I met my guardian angel on a train from New York City to Baltimore, a train I had to sneak onto because of an Amtrak strike.
With people standing in the bathroom, in the café car, and in the aisles, I searched for some open space. A woman in her 50s with platinum hair and a gentle face moved her bags from the seat next to her and said to me, “You can sit here.”
It was the first chance to think about my manic day: throwing 25 book ideas at my agent, telling inappropriate jokes to a colleague, and scribbling furious notes about random thoughts. Suddenly, a gorgeous woman seated in front of me got up to leave. She didn’t look a day older than 25, so when I heard her mention her adult children living in New York, I said to my train partner, “Genes. Some people get all the good ones.”

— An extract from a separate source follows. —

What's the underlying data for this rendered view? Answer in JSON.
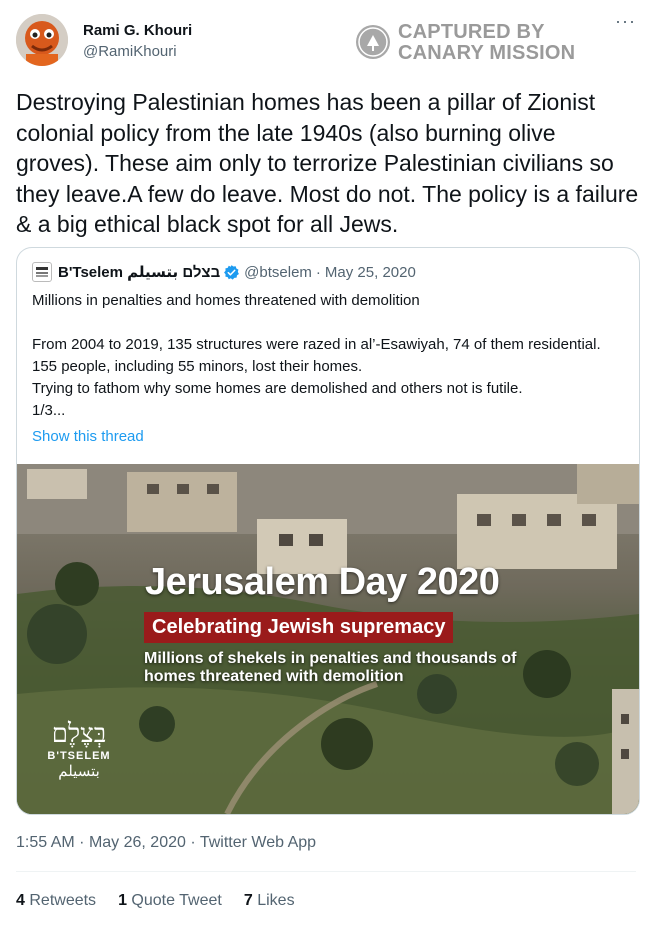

“Ha,” she replied, “And I got mental illness.”
“Me too,” I said.
“I’m manic depressive,” she said.
“Me too,” I responded.
We spent the entire three hours taking about diagnoses, medications, psychiatrists, and therapists. I told her that although I had been recently diagnosed as bipolar I didn’t like the idea of taking a mood stabilizer.
It turned out Angel Ann was the first sane, articulate bipolar person I’d met. But I forgot to get her number.
Life is mysterious, though, because don’t you know that in my rush to get off the train, I left my cell phone on my seat. When I realized I had lost it, I used our home phone to dial its number. My angel answered, and she gave me her phone number.
As my depression worsened, I carried her number in my pocket everywhere I went. Sometimes I phoned her daily to hear a nugget of wisdom. “It won’t always be like this,” she said, and I believed her because, unlike other friends, she had been there. A woman of strength and determination, she stuck her tongue out at her diagnosis, and went on living her life. I wanted to be like that. Like my angel. I still do.